Gene editing technology is also fundamentally controversial on ethical grounds. This can be summarized simply as concerns about the expansion of gene editing technology. Gene editing is not limited to treating diseases, and if expanded, it could be used to modify any aspect of a human being that is innately determined. This doesn’t just include our physical appearance, but also our “nature,” which ranges from personality to intelligence. This, in turn, could lead to social and ethical controversy over the abuse of gene editing technology. If this technology is abused, humans could be homogenized to be tall and compliant on the outside, with high intelligence and a good personality on the inside. In the end, this would impose a set of preferred traits on the majority of humans, and could hinder the development of a modern society that celebrates diversity.
However, research into gene editing technology should continue. The two issues raised above are the result of a myopic interpretation of gene editing technology. As stated in the problem above, gene editing technology is not yet complete. This in itself suggests that there is still room for improvement. Gene editing has become one of the hottest topics in genetic engineering, and there is a lot of research being done on the technical issues. Genetic engineering has only been around for 30 years, from identifying genes to modifying them. It’s likely that it won’t take that long for gene editing technology to be refined and used to overcome diseases.
Furthermore, the technological improvements also provide clues to overcoming ethical issues. One example of this is stem cell technology. Stem cell research was once ethically controversial because it used human fertilized eggs. However, as the technology has evolved, research has expanded to use cells from adults, which is free of ethical controversy. As you can see, any modern technology that involves life inevitably comes with ethical controversy. However, these are issues that arise in the early stages of the technology’s application and will likely be resolved as research continues. Gene editing technology is also in the early stages of research, so if it is focused on overcoming diseases and is free from ethical controversies such as overuse of technology, it can be free from such objections.

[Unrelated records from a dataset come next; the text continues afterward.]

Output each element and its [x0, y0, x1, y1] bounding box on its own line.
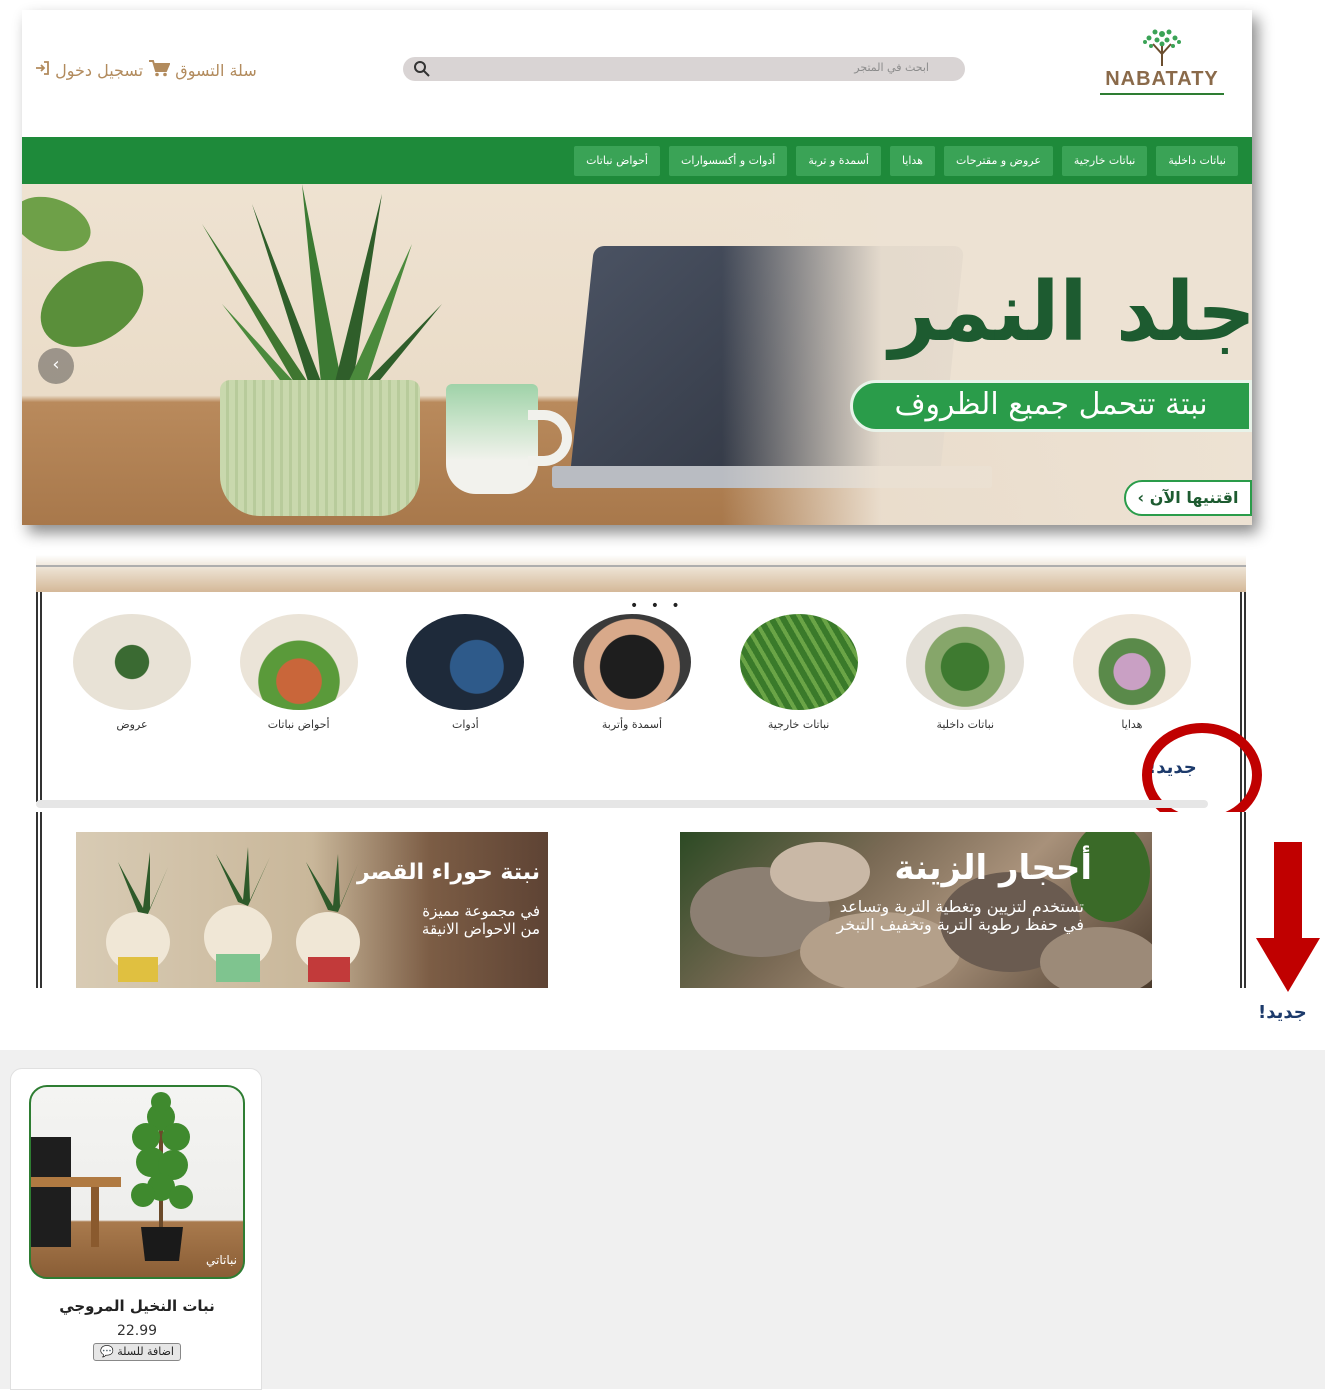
- carousel-prev-button[interactable]: ‹: [38, 348, 74, 384]
- category-label: أدوات: [451, 718, 479, 731]
- chat-icon: 💬: [100, 1345, 114, 1358]
- header-links: سلة التسوق تسجيل دخول: [34, 59, 257, 81]
- product-watermark: نباتاتي: [206, 1253, 237, 1267]
- hero-tagline: نبتة تتحمل جميع الظروف: [850, 380, 1252, 432]
- category-image: [406, 614, 525, 710]
- pot-image: [220, 380, 420, 516]
- down-arrow-icon: [1256, 842, 1320, 992]
- category-image: [906, 614, 1025, 710]
- banner-line: في حفظ رطوبة التربة وتخفيف التبخر: [836, 915, 1084, 934]
- section-divider: [36, 800, 1208, 808]
- promo-banner-haworthia[interactable]: نبتة حوراء القصر في مجموعة مميزة من الاح…: [76, 832, 548, 988]
- homepage-screenshot: NABATATY ابحث في المتجر سلة التسوق تسجيل…: [22, 10, 1252, 525]
- add-to-cart-button[interactable]: اضافة للسلة 💬: [93, 1343, 181, 1361]
- mug-image: [446, 384, 538, 494]
- palm-plant-image: [31, 1092, 193, 1261]
- banner-subtitle: تستخدم لتزيين وتغطية التربة وتساعد في حف…: [837, 898, 1084, 934]
- category-label: أسمدة وأتربة: [601, 718, 663, 731]
- search-icon[interactable]: [413, 60, 431, 78]
- category-outdoor[interactable]: نباتات خارجية: [739, 614, 859, 731]
- search-placeholder: ابحث في المتجر: [854, 61, 929, 74]
- nav-indoor-plants[interactable]: نباتات داخلية: [1156, 146, 1238, 176]
- search-input[interactable]: ابحث في المتجر: [403, 57, 965, 81]
- banner-title: أحجار الزينة: [894, 848, 1092, 888]
- cart-link[interactable]: سلة التسوق: [175, 61, 256, 80]
- nav-outdoor-plants[interactable]: نباتات خارجية: [1061, 146, 1148, 176]
- category-image: [1072, 614, 1191, 710]
- category-gifts[interactable]: هدايا: [1072, 614, 1192, 731]
- category-pots[interactable]: أحواض نباتات: [239, 614, 359, 731]
- nav-offers[interactable]: عروض و مقترحات: [943, 146, 1053, 176]
- category-image: [73, 614, 191, 710]
- tree-logo-icon: [1143, 29, 1181, 66]
- banner-line: في مجموعة مميزة: [422, 902, 540, 920]
- nav-gifts[interactable]: هدايا: [889, 146, 935, 176]
- category-fertilizers[interactable]: أسمدة وأتربة: [572, 614, 692, 731]
- product-image: نباتاتي: [29, 1085, 245, 1279]
- category-label: نباتات داخلية: [936, 718, 995, 731]
- promo-banners: نبتة حوراء القصر في مجموعة مميزة من الاح…: [36, 812, 1246, 988]
- cart-icon[interactable]: [148, 59, 171, 81]
- category-tools[interactable]: أدوات: [405, 614, 525, 731]
- promo-banner-stones[interactable]: أحجار الزينة تستخدم لتزيين وتغطية التربة…: [680, 832, 1152, 988]
- category-image: [739, 614, 858, 710]
- add-to-cart-label: اضافة للسلة: [117, 1345, 174, 1358]
- carousel-dots[interactable]: • • •: [630, 598, 684, 614]
- product-price: 22.99: [116, 1323, 158, 1339]
- nav-tools[interactable]: أدوات و أكسسوارات: [668, 146, 788, 176]
- banner-subtitle: في مجموعة مميزة من الاحواض الانيقة: [422, 902, 540, 938]
- succulent-pots-image: [106, 847, 360, 982]
- product-name: نبات النخيل المروجي: [59, 1297, 215, 1315]
- hero-banner: ‹ جلد النمر نبتة تتحمل جميع الظروف اقتني…: [22, 184, 1252, 525]
- main-nav: نباتات داخلية نباتات خارجية عروض و مقترح…: [22, 137, 1252, 184]
- category-image: [239, 614, 358, 710]
- products-section: نباتاتي نبات النخيل المروجي 22.99 اضافة …: [0, 1050, 1325, 1390]
- banner-line: تستخدم لتزيين وتغطية التربة وتساعد: [839, 897, 1084, 916]
- hero-cta-button[interactable]: اقتنيها الآن ›: [1124, 480, 1252, 516]
- mug-handle: [528, 410, 572, 466]
- category-label: نباتات خارجية: [767, 718, 830, 731]
- reflection-strip: [36, 555, 1246, 593]
- logo[interactable]: NABATATY: [1100, 24, 1224, 104]
- category-image: [572, 614, 691, 710]
- nav-fertilizers[interactable]: أسمدة و تربة: [796, 146, 881, 176]
- site-header: NABATATY ابحث في المتجر سلة التسوق تسجيل…: [22, 10, 1252, 137]
- logo-text: NABATATY: [1100, 68, 1224, 95]
- category-strip: • • • هدايا نباتات داخلية نباتات خارجية …: [36, 592, 1246, 802]
- login-link[interactable]: تسجيل دخول: [55, 61, 143, 80]
- hero-title: جلد النمر: [889, 265, 1252, 360]
- category-label: أحواض نباتات: [267, 718, 330, 731]
- banner-line: من الاحواض الانيقة: [421, 920, 540, 938]
- category-label: عروض: [116, 718, 148, 731]
- category-offers[interactable]: عروض: [72, 614, 192, 731]
- new-arrow-label: جديد!: [1258, 1002, 1307, 1023]
- nav-pots[interactable]: أحواض نباتات: [574, 146, 660, 176]
- login-icon[interactable]: [34, 60, 50, 80]
- category-indoor[interactable]: نباتات داخلية: [905, 614, 1025, 731]
- product-card[interactable]: نباتاتي نبات النخيل المروجي 22.99 اضافة …: [10, 1068, 262, 1390]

In the end, it all comes back to technology. In the modern world, advances in science and technology have provided us with answers to many problems. Every technology has raised various questions and controversies during its development and evolution. However, humanity has a history of using science and technology in a positive way for its own good. Humans develop through trial and error. The problem of human disease is an earthly challenge for humanity to solve. Since classical medicine has recently reached its practical limits, the need for gene editing technology is self-evident. Although gene editing technology may be controversial in its development, there is no doubt that it is a weapon to overcome diseases that medicine cannot solve.

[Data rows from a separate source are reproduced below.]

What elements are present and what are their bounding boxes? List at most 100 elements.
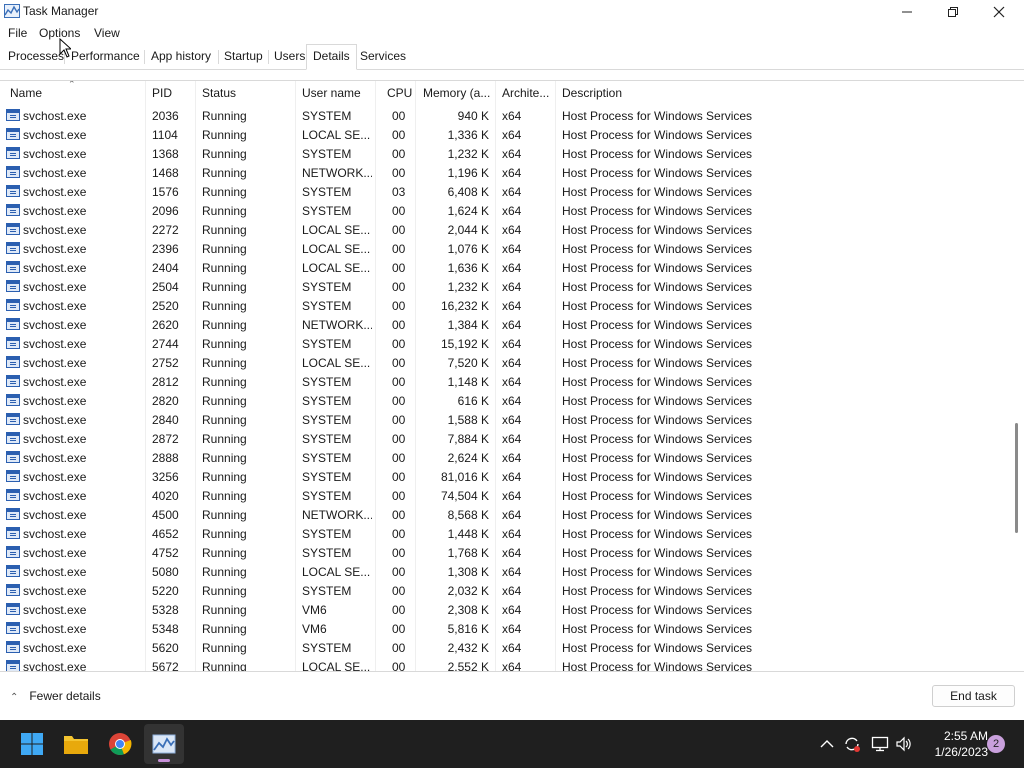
cell-status: Running [202,185,247,199]
tab-performance[interactable]: Performance [67,49,144,63]
table-row[interactable]: svchost.exe 2404 Running LOCAL SE... 00 1,636… [0,258,1008,277]
cell-description: Host Process for Windows Services [562,527,753,541]
taskbar: 2:55 AM 1/26/2023 2 [0,720,1024,768]
table-row[interactable]: svchost.exe 2888 Running SYSTEM 00 2,624 K x64… [0,448,1008,467]
cell-cpu: 00 [392,280,406,294]
cell-description: Host Process for Windows Services [562,432,753,446]
tab-services[interactable]: Services [356,49,410,63]
vertical-scrollbar[interactable] [1008,81,1024,671]
table-row[interactable]: svchost.exe 2752 Running LOCAL SE... 00 7,520… [0,353,1008,372]
fewer-details-button[interactable]: ⌃ Fewer details [10,689,101,703]
process-icon [6,166,20,178]
cell-description: Host Process for Windows Services [562,394,753,408]
table-row[interactable]: svchost.exe 1468 Running NETWORK... 00 1,196 … [0,163,1008,182]
cell-name: svchost.exe [23,337,87,351]
cell-description: Host Process for Windows Services [562,337,753,351]
scrollbar-thumb[interactable] [1015,423,1018,533]
table-row[interactable]: svchost.exe 1368 Running SYSTEM 00 1,232 K x64… [0,144,1008,163]
table-row[interactable]: svchost.exe 1576 Running SYSTEM 03 6,408 K x64… [0,182,1008,201]
table-row[interactable]: svchost.exe 2096 Running SYSTEM 00 1,624 K x64… [0,201,1008,220]
cell-memory: 8,568 K [447,508,489,522]
cell-name: svchost.exe [23,565,87,579]
close-button[interactable] [976,0,1022,24]
cell-architecture: x64 [502,204,522,218]
table-row[interactable]: svchost.exe 2744 Running SYSTEM 00 15,192 K x6… [0,334,1008,353]
volume-icon[interactable] [894,734,914,754]
menu-file[interactable]: File [8,26,27,40]
table-row[interactable]: svchost.exe 5348 Running VM6 00 5,816 K x64 Hos… [0,619,1008,638]
taskbar-clock[interactable]: 2:55 AM 1/26/2023 [924,728,988,760]
cell-pid: 2036 [152,109,179,123]
table-row[interactable]: svchost.exe 5328 Running VM6 00 2,308 K x64 Hos… [0,600,1008,619]
chrome-button[interactable] [100,724,140,764]
table-row[interactable]: svchost.exe 4020 Running SYSTEM 00 74,504 K x6… [0,486,1008,505]
file-explorer-button[interactable] [56,724,96,764]
tab-app-history[interactable]: App history [147,49,215,63]
end-task-button[interactable]: End task [932,685,1015,707]
table-row[interactable]: svchost.exe 2520 Running SYSTEM 00 16,232 K x6… [0,296,1008,315]
cell-architecture: x64 [502,413,522,427]
task-manager-taskbar-button[interactable] [144,724,184,764]
cell-architecture: x64 [502,603,522,617]
notification-badge[interactable]: 2 [987,735,1005,753]
cell-name: svchost.exe [23,242,87,256]
cell-status: Running [202,375,247,389]
cell-name: svchost.exe [23,451,87,465]
column-header-status[interactable]: Status [202,86,236,100]
restore-button[interactable] [930,0,976,24]
table-row[interactable]: svchost.exe 4652 Running SYSTEM 00 1,448 K x64… [0,524,1008,543]
table-row[interactable]: svchost.exe 1104 Running LOCAL SE... 00 1,336… [0,125,1008,144]
cell-description: Host Process for Windows Services [562,356,753,370]
cell-name: svchost.exe [23,185,87,199]
cell-name: svchost.exe [23,261,87,275]
table-row[interactable]: svchost.exe 2840 Running SYSTEM 00 1,588 K x64… [0,410,1008,429]
table-row[interactable]: svchost.exe 3256 Running SYSTEM 00 81,016 K x6… [0,467,1008,486]
cell-memory: 1,148 K [447,375,489,389]
cell-architecture: x64 [502,166,522,180]
table-row[interactable]: svchost.exe 2272 Running LOCAL SE... 00 2,044… [0,220,1008,239]
table-row[interactable]: svchost.exe 2504 Running SYSTEM 00 1,232 K x64… [0,277,1008,296]
minimize-button[interactable] [884,0,930,24]
clock-time: 2:55 AM [943,729,988,743]
table-row[interactable]: svchost.exe 4752 Running SYSTEM 00 1,768 K x64… [0,543,1008,562]
table-row[interactable]: svchost.exe 2396 Running LOCAL SE... 00 1,076… [0,239,1008,258]
cell-status: Running [202,280,247,294]
table-row[interactable]: svchost.exe 5620 Running SYSTEM 00 2,432 K x64… [0,638,1008,657]
cell-name: svchost.exe [23,413,87,427]
task-manager-window: Task Manager File Options View Processes… [0,0,1024,720]
tab-details[interactable]: Details [306,44,357,70]
table-row[interactable]: svchost.exe 2620 Running NETWORK... 00 1,384 … [0,315,1008,334]
table-row[interactable]: svchost.exe 2812 Running SYSTEM 00 1,148 K x64… [0,372,1008,391]
cell-status: Running [202,432,247,446]
column-header-memory[interactable]: Memory (a... [423,86,490,100]
cell-memory: 2,432 K [447,641,489,655]
table-row[interactable]: svchost.exe 5220 Running SYSTEM 00 2,032 K x64… [0,581,1008,600]
sync-icon[interactable] [842,734,862,754]
menu-bar: File Options View [0,24,1024,44]
table-row[interactable]: svchost.exe 2820 Running SYSTEM 00 616 K x64 Ho… [0,391,1008,410]
chevron-up-icon[interactable] [817,734,837,754]
column-header-architecture[interactable]: Archite... [502,86,549,100]
minimize-icon [902,11,912,13]
cell-architecture: x64 [502,299,522,313]
cell-description: Host Process for Windows Services [562,489,753,503]
table-row[interactable]: svchost.exe 2872 Running SYSTEM 00 7,884 K x64… [0,429,1008,448]
table-row[interactable]: svchost.exe 4500 Running NETWORK... 00 8,568 … [0,505,1008,524]
table-row[interactable]: svchost.exe 2036 Running SYSTEM 00 940 K x64 Ho… [0,106,1008,125]
start-button[interactable] [12,724,52,764]
network-icon[interactable] [870,734,890,754]
cell-description: Host Process for Windows Services [562,147,753,161]
tab-users[interactable]: Users [270,49,309,63]
column-header-cpu[interactable]: CPU [387,86,412,100]
cell-architecture: x64 [502,622,522,636]
tab-startup[interactable]: Startup [220,49,267,63]
cell-name: svchost.exe [23,546,87,560]
table-row[interactable]: svchost.exe 5672 Running LOCAL SE... 00 2,552… [0,657,1008,671]
column-header-user-name[interactable]: User name [302,86,361,100]
column-header-name[interactable]: Name [10,86,42,100]
table-row[interactable]: svchost.exe 5080 Running LOCAL SE... 00 1,308… [0,562,1008,581]
cell-memory: 16,232 K [440,299,489,313]
menu-view[interactable]: View [94,26,120,40]
column-header-description[interactable]: Description [562,86,622,100]
column-header-pid[interactable]: PID [152,86,172,100]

In the history of overcoming diseases that mankind has been unable to avoid, gene editing technology offers a new avenue. Although it tends to be dismissed as mere wishful thinking shrouded in controversy, the way has been shown. It’s just a matter of time before the challenges are met. Challenging the realm of the divine, gene editing is a weapon of science and the promise of a disease-free future for humanity that is, realistically, the most compelling.